To learn more about the success of this program in Maine, read NRCM’s case study on mercury-containing household products.
Mercury-containing Automobile Switches
For decades, mercury switches were used in cars as part of gravity-controlled light switches in hoods, trunks, and some anti-lock brake systems. Auto light switches each contain about one gram of mercury; brake system switches each contain about three grams. Since 2003, mercury switches in cars have been banned; however, many older cars contain this toxic component.
In 2001 the Maine Legislature created a product stewardship program for mercury-containing switches in motor vehicles. This law established a system in which car manufacturers, car dismantlers, and scrap recyclers share responsibility for safely collecting and recycling mercury switches from old cars.
Since 2011, Maine’s program has been administered as part of a national program called End of Life Vehicle Solutions (ELVS). ELVS is a product stewardship organization formed by the automobile manufacturers that are required to recycle mercury switches. They provide collection buckets, pay for shipping and recycling, and pay the cash incentive to dismantlers and scrap metal recyclers for each switch. Incentive payments for switches have increased over the life of the program, from $1 per unit in 2003 to $4 per unit today.

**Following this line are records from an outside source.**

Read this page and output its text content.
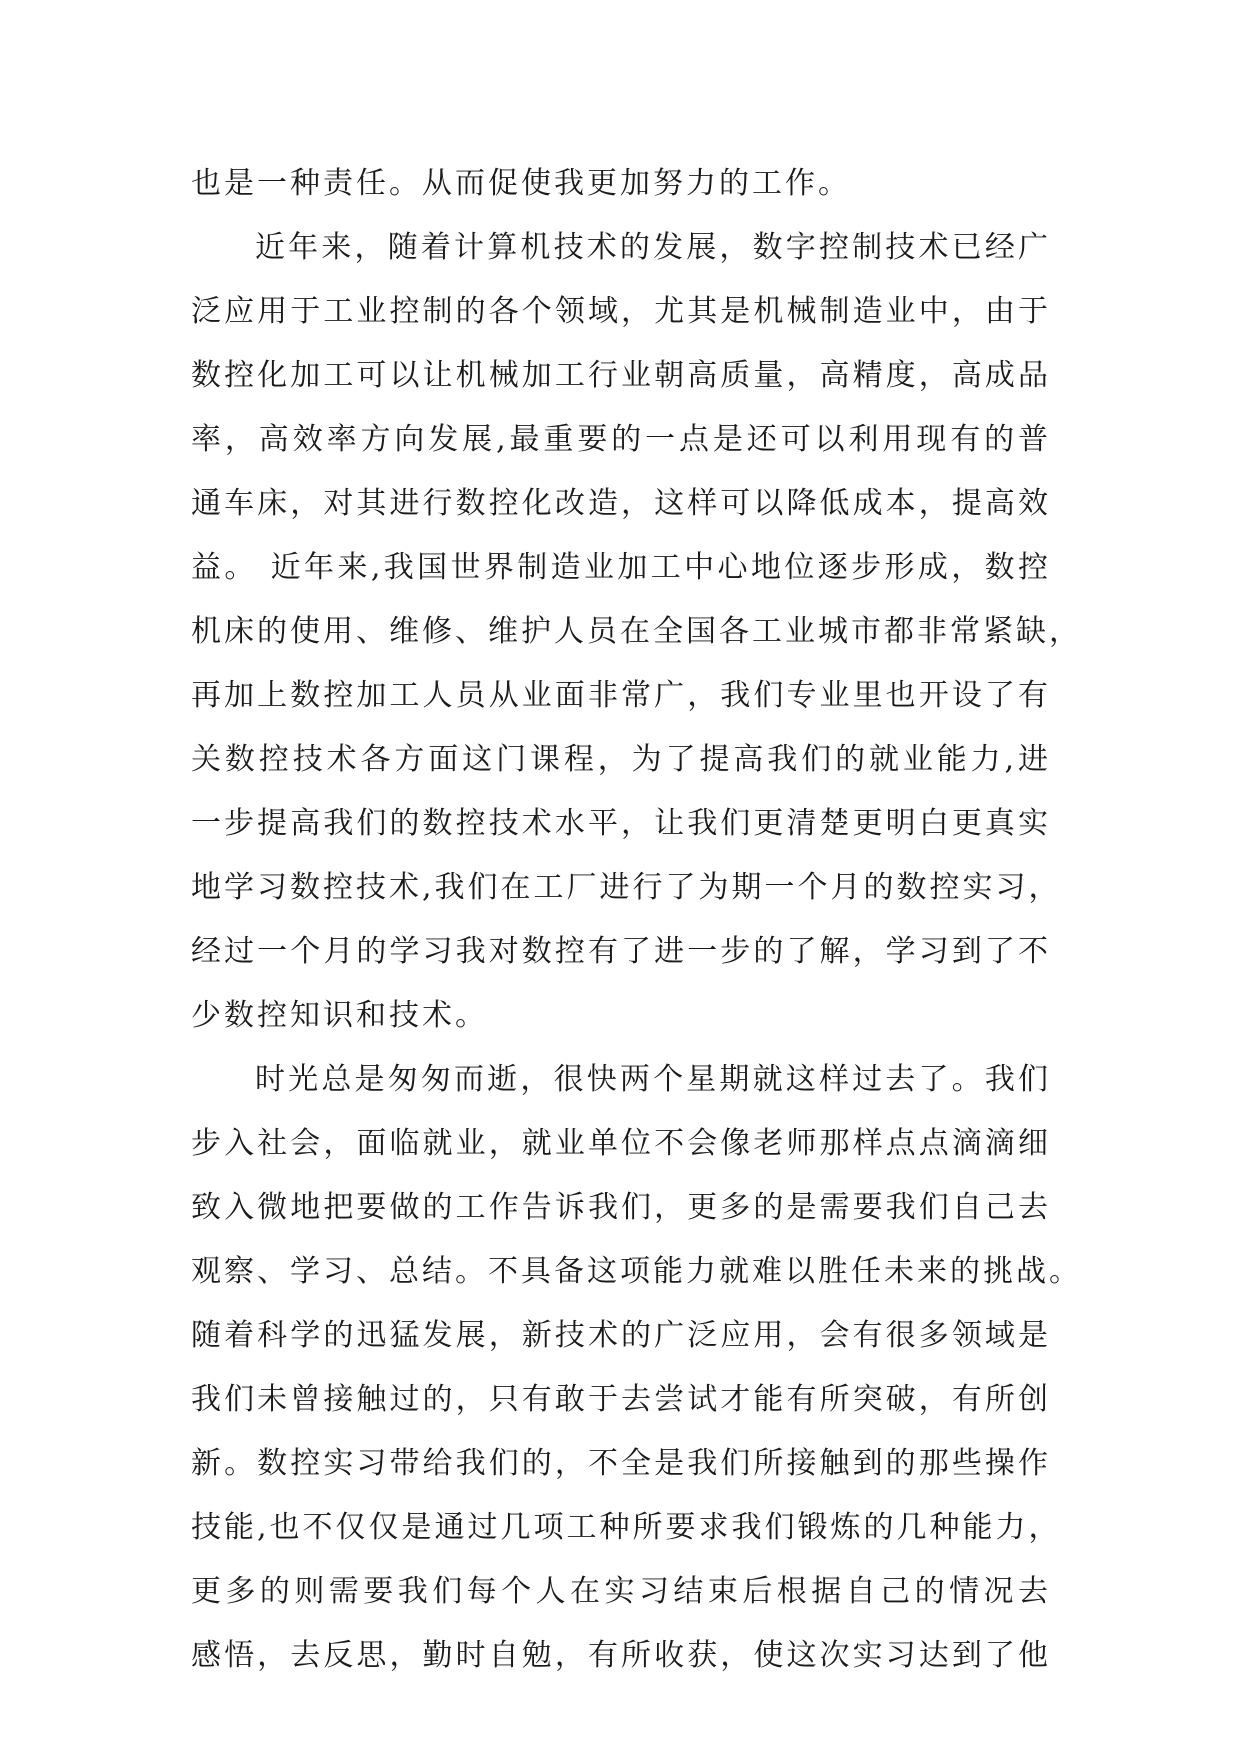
也是一种责任。从而促使我更加努力的工作。
近年来，随着计算机技术的发展，数字控制技术已经广
泛应用于工业控制的各个领域，尤其是机械制造业中，由于
数控化加工可以让机械加工行业朝高质量，高精度，高成品
率，高效率方向发展,最重要的一点是还可以利用现有的普
通车床，对其进行数控化改造，这样可以降低成本，提高效
益。 近年来,我国世界制造业加工中心地位逐步形成，数控
机床的使用、维修、维护人员在全国各工业城市都非常紧缺，
再加上数控加工人员从业面非常广，我们专业里也开设了有
关数控技术各方面这门课程，为了提高我们的就业能力,进
一步提高我们的数控技术水平，让我们更清楚更明白更真实
地学习数控技术,我们在工厂进行了为期一个月的数控实习，
经过一个月的学习我对数控有了进一步的了解，学习到了不
少数控知识和技术。
时光总是匆匆而逝，很快两个星期就这样过去了。我们
步入社会，面临就业，就业单位不会像老师那样点点滴滴细
致入微地把要做的工作告诉我们，更多的是需要我们自己去
观察、学习、总结。不具备这项能力就难以胜任未来的挑战。
随着科学的迅猛发展，新技术的广泛应用，会有很多领域是
我们未曾接触过的，只有敢于去尝试才能有所突破，有所创
新。数控实习带给我们的，不全是我们所接触到的那些操作
技能,也不仅仅是通过几项工种所要求我们锻炼的几种能力，
更多的则需要我们每个人在实习结束后根据自己的情况去
感悟，去反思，勤时自勉，有所收获，使这次实习达到了他
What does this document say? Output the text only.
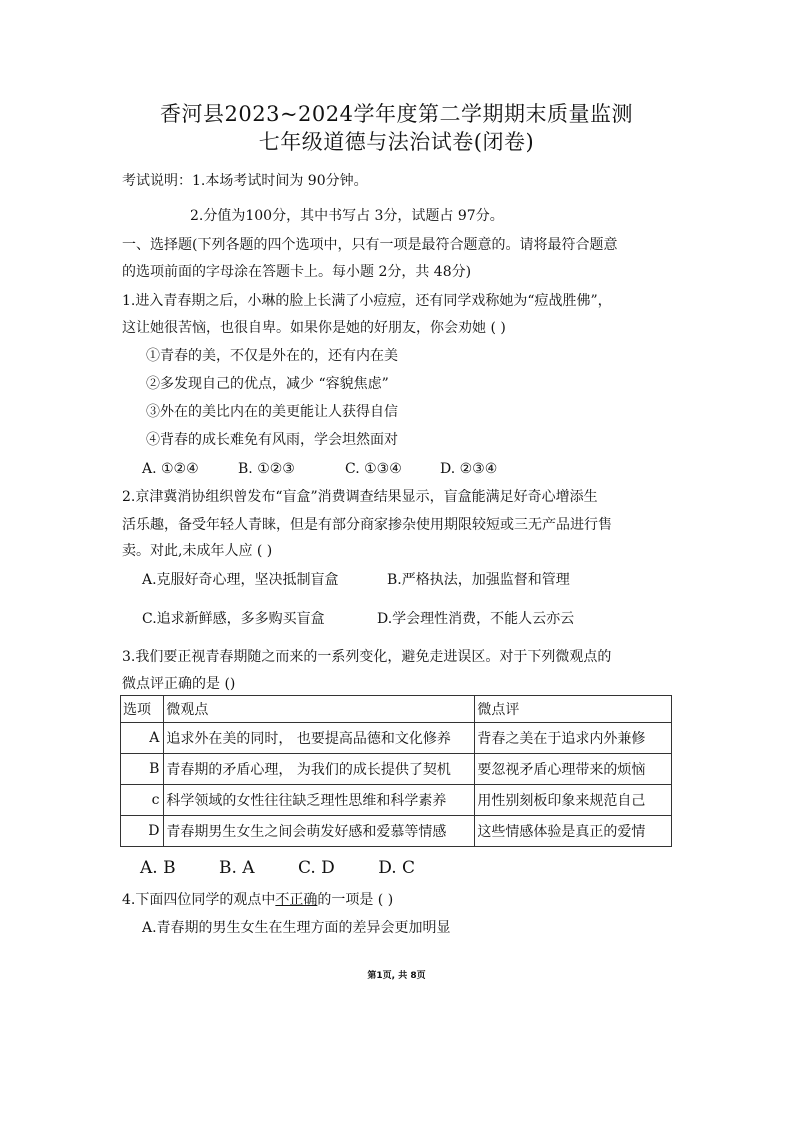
香河县2023~2024学年度第二学期期末质量监测
七年级道德与法治试卷(闭卷)
考试说明：1.本场考试时间为 90分钟。
2.分值为100分，其中书写占 3分，试题占 97分。
一、选择题(下列各题的四个选项中，只有一项是最符合题意的。请将最符合题意
的选项前面的字母涂在答题卡上。每小题 2分，共 48分)
1.进入青春期之后，小琳的脸上长满了小痘痘，还有同学戏称她为“痘战胜佛”，
这让她很苦恼，也很自卑。如果你是她的好朋友，你会劝她 ( )
①青春的美，不仅是外在的，还有内在美
②多发现自己的优点，减少 “容貌焦虑”
③外在的美比内在的美更能让人获得自信
④背春的成长难免有风雨，学会坦然面对
A. ①②④	B. ①②③	C. ①③④	D. ②③④
2.京津冀消协组织曾发布“盲盒”消费调查结果显示，盲盒能满足好奇心增添生
活乐趣，备受年轻人青睐，但是有部分商家掺杂使用期限较短或三无产品进行售
卖。对此,未成年人应 ( )
A.克服好奇心理，坚决抵制盲盒	B.严格执法，加强监督和管理
C.追求新鲜感，多多购买盲盒	D.学会理性消费，不能人云亦云
3.我们要正视青春期随之而来的一系列变化，避免走进误区。对于下列微观点的
微点评正确的是 ()
选项	微观点	微点评
A	追求外在美的同时， 也要提高品德和文化修养	背春之美在于追求内外兼修
B	青春期的矛盾心理， 为我们的成长提供了契机	要忽视矛盾心理带来的烦恼
c	科学领域的女性往往缺乏理性思维和科学素养	用性别刻板印象来规范自己
D	青春期男生女生之间会萌发好感和爱慕等情感	这些情感体验是真正的爱情
A. B	B. A	C. D	D. C
4.下面四位同学的观点中不正确的一项是 ( )
A.青春期的男生女生在生理方面的差异会更加明显
第1页, 共 8页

To learn more about the success of this program in Maine, read NRCM’s case study on automobile switches.
Compact Fluorescent Light Bulbs
Fluorescent light bulbs, including long tubes and compact-fluorescents (CFLs), contain a small amount of mercury sealed inside the bulb, so it’s important that they are kept intact and recycled properly. In response to the threats from this source of mercury, in 2009 Maine passed a law to require manufacturers of mercury-containing light bulbs to operate and fund a collection and recycling system for used bulbs.
The law requires lamp manufacturers to publicize and educate Maine people about lamp recycling. It also requires that they provide safe collection and storage containers for lamp retailers and municipal solid waste facilities pay to ship the containers to a central facility, and ensure proper handling and recycling of the bulbs at no cost to the collectors or customers.
Since the CFL product stewardship program began, in January 2011, Maine residents have enjoyed free and convenient recycling of CFLs and other fluorescents at more than 240 collection locations throughout the state. Mainers can recycle their used fluorescent light bulbs for free at many town waste collection sites or one of more than 100 retail stores.